Single-cell RNA-seq analysis of mouse embryonic stem cells before and after Cohesin depletion

The contrast between the disruption of genome topology upon cohesin loss and the lack of downstream gene expression changes instigates intense debates regarding the structure-function relationship between genome and gene regulation. Here, by analyzing transcriptome at the single-cell level, we discover that, instead of dictating population-wide gene expression levels, cohesin supplies a general function to neutralize stochastic co-expression tendency of cis-linked genes in single cells. Notably, through single-cell RNA-seq profiling of genes in mouse embryonic stem cells, we found that cohesin loss induces widespread gene co-activation in cis. Our results support that cohesin arranges nuclear topology to control gene co-expression in single cells. JM8.N4 mouse embryonic stem cells (mESCs) from the C57BL/6N strain were edited by using CRISPR/Cas9 to fuse cohesin subunit RAD21 to the auxin-induced degron (AID) system. The derived cells were used in Smart-SCRB (Smart-Single Cell RNA Barcoding, a highly sensitive single-cell transcriptome assay) analysis and single-cell ATAC-seq analysis under control and acute cohesin loss (6hrs after the auxin treatment) conditions.
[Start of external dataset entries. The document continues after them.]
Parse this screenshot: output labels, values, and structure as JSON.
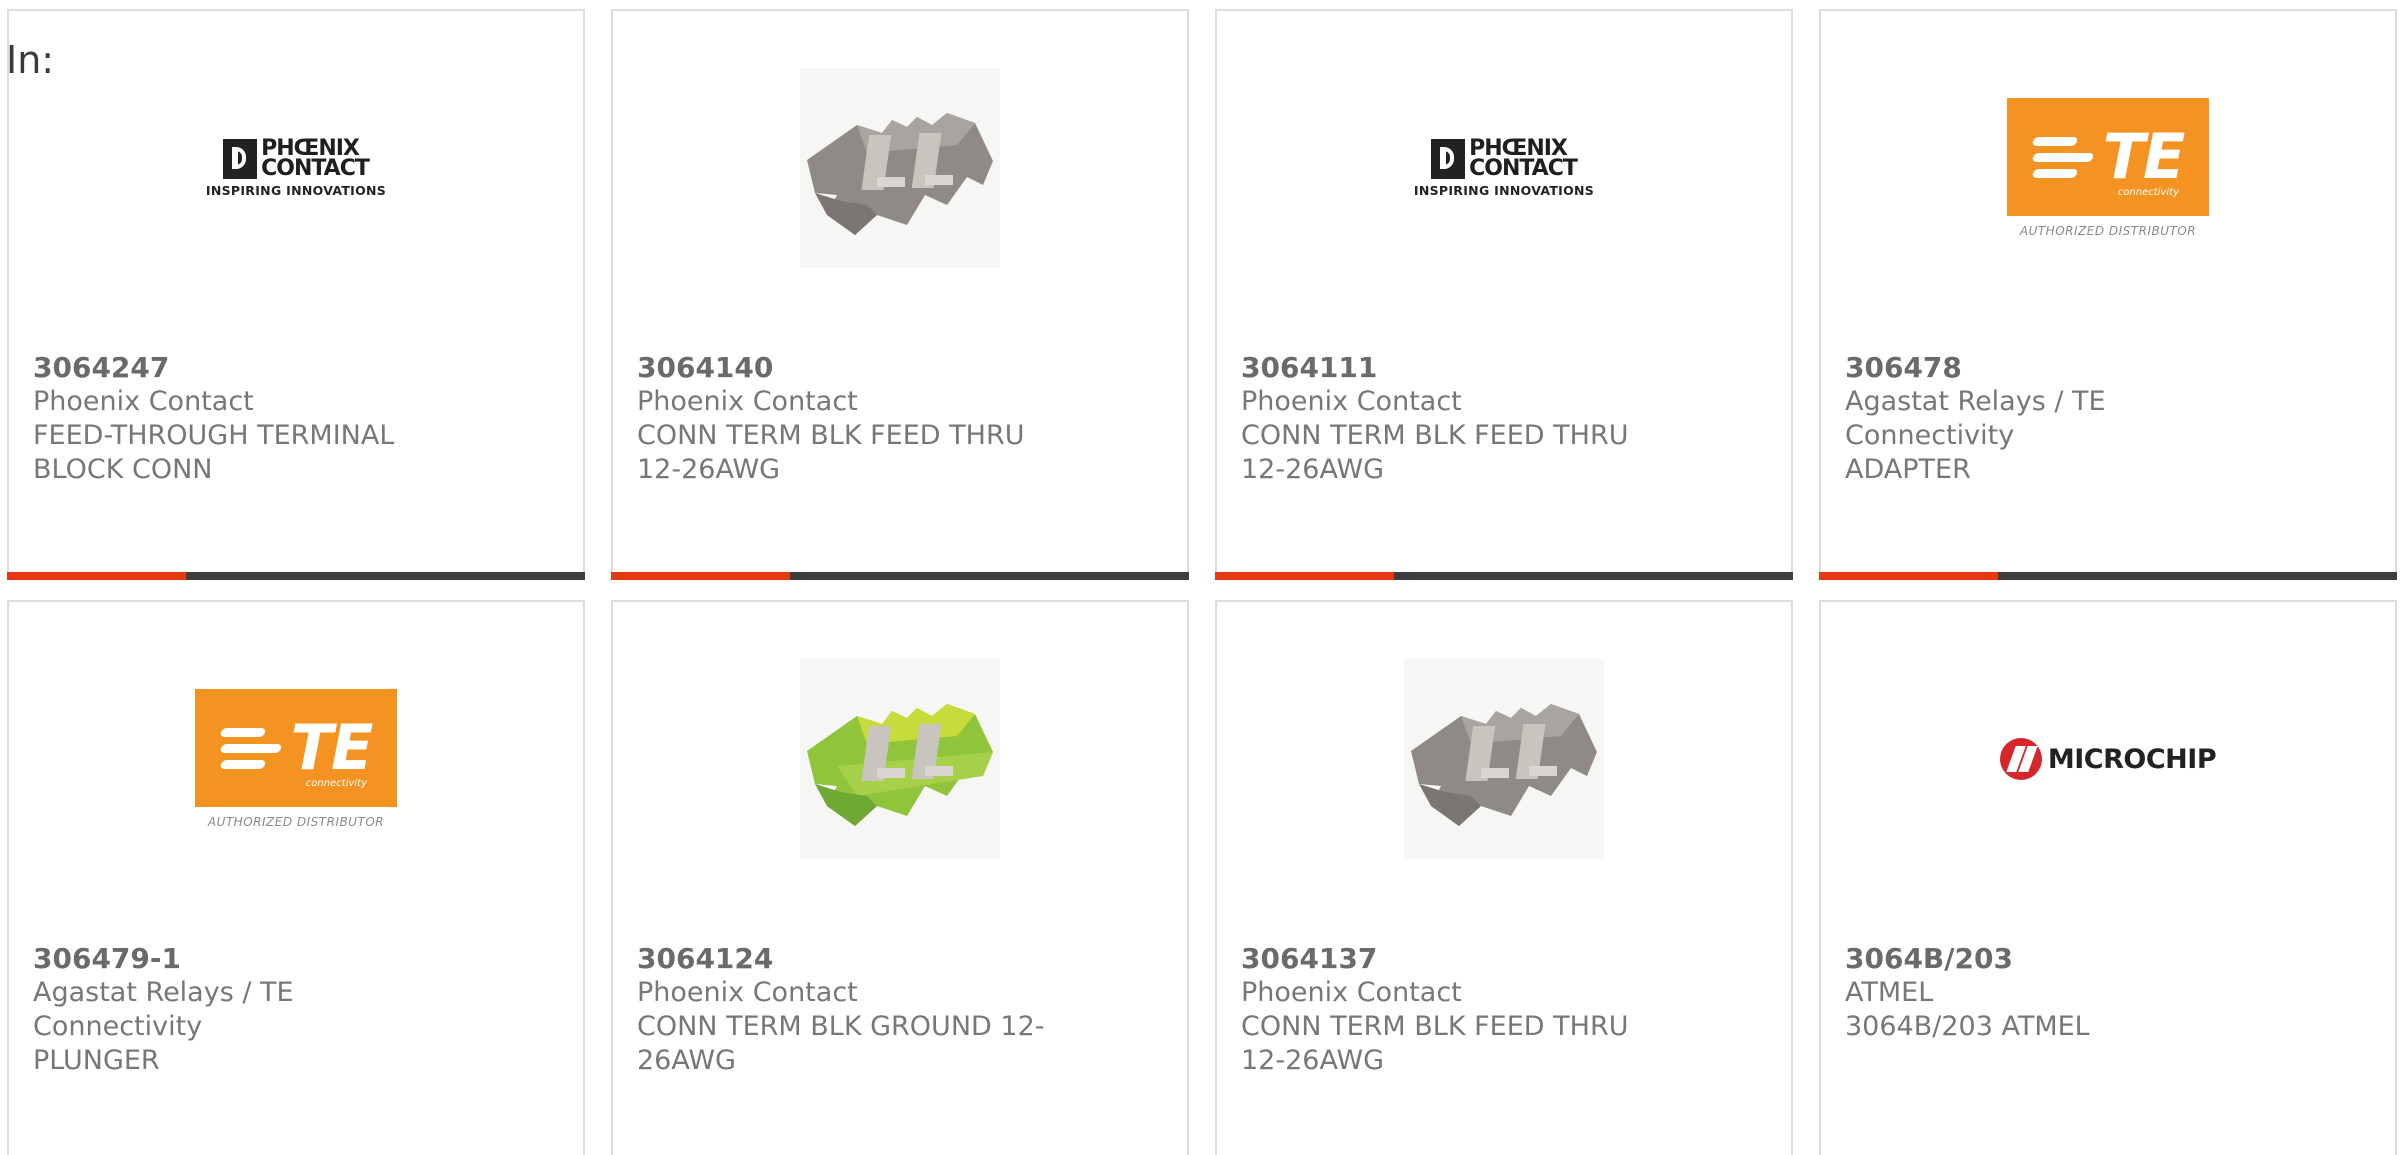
{
  "filter": {
    "label": "In:"
  },
  "colors": {
    "accent_bar": "#e33a12",
    "bar_base": "#3d3d3d",
    "card_border": "#dcdcdc",
    "te_orange": "#f59322",
    "microchip_red": "#d7262b",
    "terminal_gray": "#8f8a85",
    "terminal_green": "#8fc43b"
  },
  "products": [
    {
      "part_number": "3064247",
      "manufacturer": "Phoenix Contact",
      "description": "FEED-THROUGH TERMINAL BLOCK CONN",
      "image": "phoenix-contact-logo",
      "logo": {
        "line1": "PHŒNIX",
        "line2": "CONTACT",
        "tagline": "INSPIRING INNOVATIONS"
      },
      "progress": 0.31
    },
    {
      "part_number": "3064140",
      "manufacturer": "Phoenix Contact",
      "description": "CONN TERM BLK FEED THRU 12-26AWG",
      "image": "terminal-block-gray",
      "progress": 0.31
    },
    {
      "part_number": "3064111",
      "manufacturer": "Phoenix Contact",
      "description": "CONN TERM BLK FEED THRU 12-26AWG",
      "image": "phoenix-contact-logo",
      "logo": {
        "line1": "PHŒNIX",
        "line2": "CONTACT",
        "tagline": "INSPIRING INNOVATIONS"
      },
      "progress": 0.31
    },
    {
      "part_number": "306478",
      "manufacturer": "Agastat Relays / TE Connectivity",
      "description": "ADAPTER",
      "image": "te-connectivity-logo",
      "logo": {
        "mark": "TE",
        "sub": "connectivity",
        "tagline": "AUTHORIZED DISTRIBUTOR"
      },
      "progress": 0.31
    },
    {
      "part_number": "306479-1",
      "manufacturer": "Agastat Relays / TE Connectivity",
      "description": "PLUNGER",
      "image": "te-connectivity-logo",
      "logo": {
        "mark": "TE",
        "sub": "connectivity",
        "tagline": "AUTHORIZED DISTRIBUTOR"
      }
    },
    {
      "part_number": "3064124",
      "manufacturer": "Phoenix Contact",
      "description": "CONN TERM BLK GROUND 12-26AWG",
      "image": "terminal-block-green"
    },
    {
      "part_number": "3064137",
      "manufacturer": "Phoenix Contact",
      "description": "CONN TERM BLK FEED THRU 12-26AWG",
      "image": "terminal-block-gray"
    },
    {
      "part_number": "3064B/203",
      "manufacturer": "ATMEL",
      "description": "3064B/203 ATMEL",
      "image": "microchip-logo",
      "logo": {
        "text": "MICROCHIP"
      }
    }
  ]
}
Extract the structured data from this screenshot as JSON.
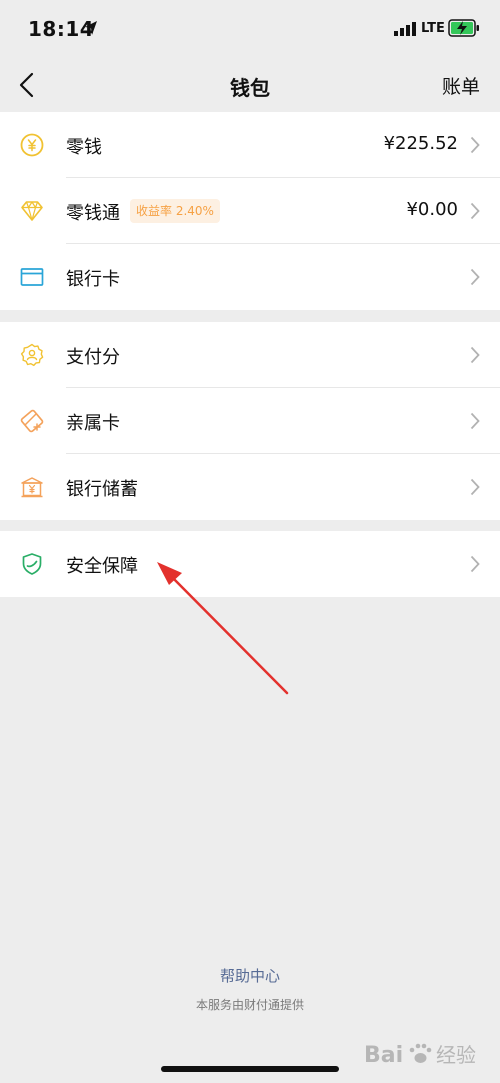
{
  "status_bar": {
    "time": "18:14",
    "network": "LTE"
  },
  "nav": {
    "title": "钱包",
    "right_action": "账单"
  },
  "groups": [
    [
      {
        "label": "零钱",
        "value": "¥225.52",
        "icon": "yen-coin-icon"
      },
      {
        "label": "零钱通",
        "badge": "收益率 2.40%",
        "value": "¥0.00",
        "icon": "diamond-icon"
      },
      {
        "label": "银行卡",
        "icon": "bank-card-icon"
      }
    ],
    [
      {
        "label": "支付分",
        "icon": "payment-score-icon"
      },
      {
        "label": "亲属卡",
        "icon": "family-card-icon"
      },
      {
        "label": "银行储蓄",
        "icon": "bank-savings-icon"
      }
    ],
    [
      {
        "label": "安全保障",
        "icon": "shield-icon"
      }
    ]
  ],
  "footer": {
    "help_link": "帮助中心",
    "provider_note": "本服务由财付通提供"
  },
  "watermark": "Bai 经验",
  "colors": {
    "background": "#ededed",
    "yellow_icon": "#f1c232",
    "orange_icon": "#f4a25b",
    "blue_icon": "#2aa5d8",
    "green_icon": "#2aae67",
    "badge_text": "#f6a144",
    "link_blue": "#576b95",
    "annotation_red": "#e3312d"
  }
}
黏连蛋白（cohesin）缺失引发基因组拓扑结构破坏，但下游基因表达却未出现显著变化，这一矛盾现象引发了学界关于基因组结构与基因调控间构效关系的激烈争论。本研究通过单细胞水平转录组分析发现，黏连蛋白并非主导群体水平的全局基因表达，而是通过一种通用功能抵消单细胞中顺式连锁基因的随机共表达倾向。值得注意的是，通过对小鼠胚胎干细胞中的基因进行单细胞RNA测序（single-cell RNA-seq）分析，我们发现黏连蛋白缺失会诱导顺式区域内广泛的基因共激活现象。本研究结果证实，黏连蛋白通过塑造细胞核拓扑结构来调控单细胞内的基因共表达。本研究使用CRISPR/Cas9技术对C57BL/6N品系的JM8.N4小鼠胚胎干细胞（mouse embryonic stem cells, mESCs）进行编辑，将黏连蛋白亚基RAD21与生长素诱导降解子（auxin-induced degron, AID）系统进行融合。将所得的编辑细胞分别在正常培养条件以及急性黏连蛋白缺失（生长素处理6小时后）条件下，进行Smart-SCRB（Smart-Single Cell RNA Barcoding，一种高灵敏度单细胞转录组检测技术）分析与单细胞ATAC-seq（single-cell ATAC-seq）分析。